This time of the year is chock-full of resolutions.

People are hitting the gyms in droves to shed off the pounds they packed on during the holidays, or they're vowing to finally quit smoking. Whatever your resolution is, good luck in achieving your goals.

However, there is an underground contingent making resolutions that will affect you day-to-day in 2006 ... the Oblivion Resolutions.

The Grrr! Column has uncovered some of these that were floating around in secret Web sites devoted to Oblivions and Obliviots. We have reprinted them here not only for your own edification, but to caution you to avoid any of the people you see who are practicing the below.

Word of Warning: Do not attempt to approach said Oblivions. For your own sanity.
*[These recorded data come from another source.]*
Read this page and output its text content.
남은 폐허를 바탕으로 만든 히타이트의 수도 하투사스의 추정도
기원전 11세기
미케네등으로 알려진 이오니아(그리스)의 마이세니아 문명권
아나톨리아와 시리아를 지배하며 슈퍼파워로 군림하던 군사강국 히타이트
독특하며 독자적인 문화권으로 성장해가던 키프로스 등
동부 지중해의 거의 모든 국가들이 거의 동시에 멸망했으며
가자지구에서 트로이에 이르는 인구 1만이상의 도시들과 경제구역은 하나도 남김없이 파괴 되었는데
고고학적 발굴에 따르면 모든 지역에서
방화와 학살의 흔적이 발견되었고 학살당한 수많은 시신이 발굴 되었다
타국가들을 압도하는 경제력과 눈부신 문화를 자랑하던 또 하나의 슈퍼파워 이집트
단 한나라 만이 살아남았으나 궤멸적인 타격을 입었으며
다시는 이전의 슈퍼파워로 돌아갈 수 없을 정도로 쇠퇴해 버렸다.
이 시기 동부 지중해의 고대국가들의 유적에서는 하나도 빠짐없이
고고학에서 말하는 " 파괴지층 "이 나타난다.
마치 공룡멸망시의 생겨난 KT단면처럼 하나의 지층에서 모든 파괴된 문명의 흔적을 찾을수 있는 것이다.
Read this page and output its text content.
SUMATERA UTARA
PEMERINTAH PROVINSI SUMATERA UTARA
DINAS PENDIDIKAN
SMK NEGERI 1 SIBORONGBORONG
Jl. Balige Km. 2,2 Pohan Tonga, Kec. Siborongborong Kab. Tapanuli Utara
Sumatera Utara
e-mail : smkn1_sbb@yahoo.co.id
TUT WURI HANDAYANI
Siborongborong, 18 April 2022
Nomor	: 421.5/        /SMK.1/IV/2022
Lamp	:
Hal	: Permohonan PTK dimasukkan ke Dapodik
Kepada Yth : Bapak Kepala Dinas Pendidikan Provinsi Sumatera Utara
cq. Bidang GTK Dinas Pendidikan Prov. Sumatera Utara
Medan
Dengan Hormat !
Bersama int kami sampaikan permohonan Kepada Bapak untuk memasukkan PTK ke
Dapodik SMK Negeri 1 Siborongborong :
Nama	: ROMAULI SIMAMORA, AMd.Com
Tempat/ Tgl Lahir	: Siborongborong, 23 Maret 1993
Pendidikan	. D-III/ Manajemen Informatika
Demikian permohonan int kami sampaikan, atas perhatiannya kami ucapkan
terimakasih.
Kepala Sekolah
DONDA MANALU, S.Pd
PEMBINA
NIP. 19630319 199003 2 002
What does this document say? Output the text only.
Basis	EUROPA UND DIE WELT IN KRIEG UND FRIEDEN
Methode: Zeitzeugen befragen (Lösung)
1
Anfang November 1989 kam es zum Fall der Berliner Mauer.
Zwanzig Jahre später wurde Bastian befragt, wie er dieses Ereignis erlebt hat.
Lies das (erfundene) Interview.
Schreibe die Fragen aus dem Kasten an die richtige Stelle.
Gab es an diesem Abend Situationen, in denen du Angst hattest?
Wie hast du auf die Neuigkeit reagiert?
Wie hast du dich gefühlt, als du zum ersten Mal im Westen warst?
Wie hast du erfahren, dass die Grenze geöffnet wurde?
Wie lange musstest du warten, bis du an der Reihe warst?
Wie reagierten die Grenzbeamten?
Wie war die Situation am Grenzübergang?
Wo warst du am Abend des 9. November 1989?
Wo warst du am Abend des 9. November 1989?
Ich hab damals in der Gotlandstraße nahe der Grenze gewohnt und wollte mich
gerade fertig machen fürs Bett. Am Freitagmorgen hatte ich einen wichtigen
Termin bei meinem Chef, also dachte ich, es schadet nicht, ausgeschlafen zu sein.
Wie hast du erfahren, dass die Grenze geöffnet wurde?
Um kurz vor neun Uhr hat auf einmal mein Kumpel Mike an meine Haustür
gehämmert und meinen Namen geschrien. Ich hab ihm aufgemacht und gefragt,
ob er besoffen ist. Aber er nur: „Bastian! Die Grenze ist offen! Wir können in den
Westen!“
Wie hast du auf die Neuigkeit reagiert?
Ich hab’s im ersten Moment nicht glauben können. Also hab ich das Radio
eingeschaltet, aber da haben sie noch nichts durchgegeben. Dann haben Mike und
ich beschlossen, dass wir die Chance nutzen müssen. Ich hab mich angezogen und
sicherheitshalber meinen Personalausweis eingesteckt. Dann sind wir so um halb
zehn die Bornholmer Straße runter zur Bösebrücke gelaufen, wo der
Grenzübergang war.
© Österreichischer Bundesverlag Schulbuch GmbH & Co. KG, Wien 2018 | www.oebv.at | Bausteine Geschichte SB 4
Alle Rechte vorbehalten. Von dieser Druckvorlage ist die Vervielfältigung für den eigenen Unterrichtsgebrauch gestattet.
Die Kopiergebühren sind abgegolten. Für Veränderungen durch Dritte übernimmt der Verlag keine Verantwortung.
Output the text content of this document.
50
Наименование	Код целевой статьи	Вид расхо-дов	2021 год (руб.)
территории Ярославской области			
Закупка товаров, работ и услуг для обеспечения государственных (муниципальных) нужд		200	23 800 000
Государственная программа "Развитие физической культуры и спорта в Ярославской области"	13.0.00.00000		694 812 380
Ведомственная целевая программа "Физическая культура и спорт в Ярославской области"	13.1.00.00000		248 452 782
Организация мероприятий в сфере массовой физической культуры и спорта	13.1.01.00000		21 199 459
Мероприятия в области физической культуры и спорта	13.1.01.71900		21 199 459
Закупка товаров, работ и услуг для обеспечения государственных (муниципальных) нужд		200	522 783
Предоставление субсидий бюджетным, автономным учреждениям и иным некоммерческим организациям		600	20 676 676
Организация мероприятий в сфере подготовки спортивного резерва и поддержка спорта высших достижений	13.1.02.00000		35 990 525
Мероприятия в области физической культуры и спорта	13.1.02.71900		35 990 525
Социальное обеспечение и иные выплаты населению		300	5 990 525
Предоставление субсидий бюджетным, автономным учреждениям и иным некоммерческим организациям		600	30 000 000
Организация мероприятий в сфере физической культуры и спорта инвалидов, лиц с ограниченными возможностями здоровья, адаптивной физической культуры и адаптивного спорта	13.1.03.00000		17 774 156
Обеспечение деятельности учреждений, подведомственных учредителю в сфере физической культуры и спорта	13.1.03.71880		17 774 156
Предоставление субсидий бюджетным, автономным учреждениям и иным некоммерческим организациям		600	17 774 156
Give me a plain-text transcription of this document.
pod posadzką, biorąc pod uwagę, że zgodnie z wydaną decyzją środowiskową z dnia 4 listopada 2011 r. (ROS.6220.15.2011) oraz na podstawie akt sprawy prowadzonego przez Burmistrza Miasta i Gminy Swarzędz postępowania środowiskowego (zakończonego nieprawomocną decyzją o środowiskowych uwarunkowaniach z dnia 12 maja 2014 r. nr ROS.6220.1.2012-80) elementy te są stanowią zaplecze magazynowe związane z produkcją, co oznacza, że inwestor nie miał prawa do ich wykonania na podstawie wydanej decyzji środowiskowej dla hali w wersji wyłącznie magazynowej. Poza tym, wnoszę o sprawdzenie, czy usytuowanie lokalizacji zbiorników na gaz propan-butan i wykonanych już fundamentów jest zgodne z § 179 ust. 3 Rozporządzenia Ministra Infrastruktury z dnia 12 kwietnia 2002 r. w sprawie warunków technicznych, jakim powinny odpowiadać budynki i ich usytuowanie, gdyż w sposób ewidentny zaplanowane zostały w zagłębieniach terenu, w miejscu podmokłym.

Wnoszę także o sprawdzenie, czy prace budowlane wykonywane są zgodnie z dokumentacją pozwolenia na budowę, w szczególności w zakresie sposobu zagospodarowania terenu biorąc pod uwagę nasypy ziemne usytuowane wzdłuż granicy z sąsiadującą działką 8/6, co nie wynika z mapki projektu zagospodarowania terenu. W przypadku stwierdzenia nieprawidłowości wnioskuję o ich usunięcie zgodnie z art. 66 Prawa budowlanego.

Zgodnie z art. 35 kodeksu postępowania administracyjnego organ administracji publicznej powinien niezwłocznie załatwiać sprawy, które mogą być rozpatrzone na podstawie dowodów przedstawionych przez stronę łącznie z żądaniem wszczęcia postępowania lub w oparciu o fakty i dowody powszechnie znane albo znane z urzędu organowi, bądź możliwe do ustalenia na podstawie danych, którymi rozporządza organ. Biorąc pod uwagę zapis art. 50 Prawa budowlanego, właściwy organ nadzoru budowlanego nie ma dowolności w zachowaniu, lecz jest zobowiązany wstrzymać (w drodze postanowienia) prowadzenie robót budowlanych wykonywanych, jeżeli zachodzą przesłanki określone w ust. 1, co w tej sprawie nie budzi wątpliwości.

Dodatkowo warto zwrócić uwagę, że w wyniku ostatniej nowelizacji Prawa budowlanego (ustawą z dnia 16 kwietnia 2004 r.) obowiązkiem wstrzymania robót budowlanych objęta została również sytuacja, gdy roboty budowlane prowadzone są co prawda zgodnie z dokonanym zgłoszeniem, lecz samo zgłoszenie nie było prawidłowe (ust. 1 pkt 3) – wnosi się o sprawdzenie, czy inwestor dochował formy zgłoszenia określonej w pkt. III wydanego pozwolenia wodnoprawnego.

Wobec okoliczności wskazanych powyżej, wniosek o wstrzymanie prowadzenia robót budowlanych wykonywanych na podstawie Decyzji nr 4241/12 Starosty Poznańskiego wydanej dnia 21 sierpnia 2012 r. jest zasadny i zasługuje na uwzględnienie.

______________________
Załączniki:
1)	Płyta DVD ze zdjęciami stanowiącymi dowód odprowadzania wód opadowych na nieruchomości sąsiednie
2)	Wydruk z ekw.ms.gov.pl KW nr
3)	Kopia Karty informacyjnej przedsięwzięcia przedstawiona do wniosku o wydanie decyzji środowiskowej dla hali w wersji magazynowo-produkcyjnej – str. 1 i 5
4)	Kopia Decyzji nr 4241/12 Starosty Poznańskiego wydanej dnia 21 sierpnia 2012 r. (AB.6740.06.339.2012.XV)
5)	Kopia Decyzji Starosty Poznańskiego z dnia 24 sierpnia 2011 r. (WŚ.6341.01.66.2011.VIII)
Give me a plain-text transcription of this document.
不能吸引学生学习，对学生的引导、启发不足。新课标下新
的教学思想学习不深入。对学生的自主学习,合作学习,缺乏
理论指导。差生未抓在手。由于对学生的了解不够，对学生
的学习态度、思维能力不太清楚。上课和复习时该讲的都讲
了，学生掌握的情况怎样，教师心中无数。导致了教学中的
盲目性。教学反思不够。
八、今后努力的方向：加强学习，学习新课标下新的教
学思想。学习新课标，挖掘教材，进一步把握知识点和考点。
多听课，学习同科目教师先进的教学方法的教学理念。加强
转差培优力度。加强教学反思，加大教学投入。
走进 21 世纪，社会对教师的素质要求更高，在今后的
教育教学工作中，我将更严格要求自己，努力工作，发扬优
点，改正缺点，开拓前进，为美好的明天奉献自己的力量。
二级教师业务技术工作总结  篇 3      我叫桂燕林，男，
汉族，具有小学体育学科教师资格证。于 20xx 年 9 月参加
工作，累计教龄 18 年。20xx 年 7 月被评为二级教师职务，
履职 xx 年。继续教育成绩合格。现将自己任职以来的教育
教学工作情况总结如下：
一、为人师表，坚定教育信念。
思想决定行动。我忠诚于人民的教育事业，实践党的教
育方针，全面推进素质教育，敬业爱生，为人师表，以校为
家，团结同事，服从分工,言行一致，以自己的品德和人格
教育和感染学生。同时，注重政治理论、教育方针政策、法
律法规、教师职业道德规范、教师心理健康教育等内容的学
The Oblivions' 2006 Resolutions

"I resolve to be even more clueless to everybody around me."

"I resolve to take up two parking spots every time I park my car at the grocery store."

"I resolve to call my colleague two cubicles down, via speaker phone, daily."

"I resolve to eat the foulest smelling lunches in the office, like Indian or Chinese food, at least twice a week."

"I resolve to hit the gym and wander around aimlessly for at least one hour every day."

"I resolve to wear more cologne or perfume specifically for the crammed elevator ride every day at the office building."

"I resolve to drag my feet when I walk because I like the sound."

"I resolve to change my cell phone ringtones at least once a week, sampling new tunes during my bus and train commute to work. Everybody will be impressed with my many choices."

"I resolve to slurp my hot coffee because I like the sound."

"I resolve to spit my gum on the sidewalk. After all, it creates jobs for sanitation workers."

"I resolve to find a pet cause, like protesting the color of the sky because it's offensive as blue."

"I resolve to find offense in nearly everything public ... except sexy lingerie ads and the right to burn the American flag."

"I resolve to finally get that 2000 megawatt bass speaker for my Honda Civic that forces me to ride around with the hatch open. But boy, what a sound. Thump Thump Thump Thump."

"I resolve to finally get those huge (and loud) exhaust pipes for my Harley and gun the engine around my neighborhood ... especially when the neighbors are putting their young children down for naps."

"I resolve read Neil Strauss' new book "The Game" about pick-up artists and then go out to bars to "Style-Mog" and to "Neg" women."

"I resolve to eat more popcorn at the movies, and shake the bag right behind the head of the person seated in front of me."

"I resolve to keep my Christmas lights up at least until St. Patrick's Day."

"I resolve to read tabloid celebrity-crazed magazines and believe everything I read: Like "Angelina Jolie pregnant with Brad Pitt's child (Life&Style)."

"I resolve to complain about people saying Happy Holidays instead of Merry Christmas."

"I resolve to board every elevator I encounter before anyone on them actually gets off."

"I resolve to avoid all of the annoying people out there. Especially the ones who constantly beep at me on the road. Why do they always beep their horns at me? They're so annoying."

"I resolve to be a better person, and to recruit everybody around me to be a better person by lecturing them on how much better of a person I am by practicing being a better person in my way."

There you go, folks. Just beware of these people hell-bent on keeping these resolutions, and remember that Oblivions don't ever know they are Oblivions. Just try to ignore them.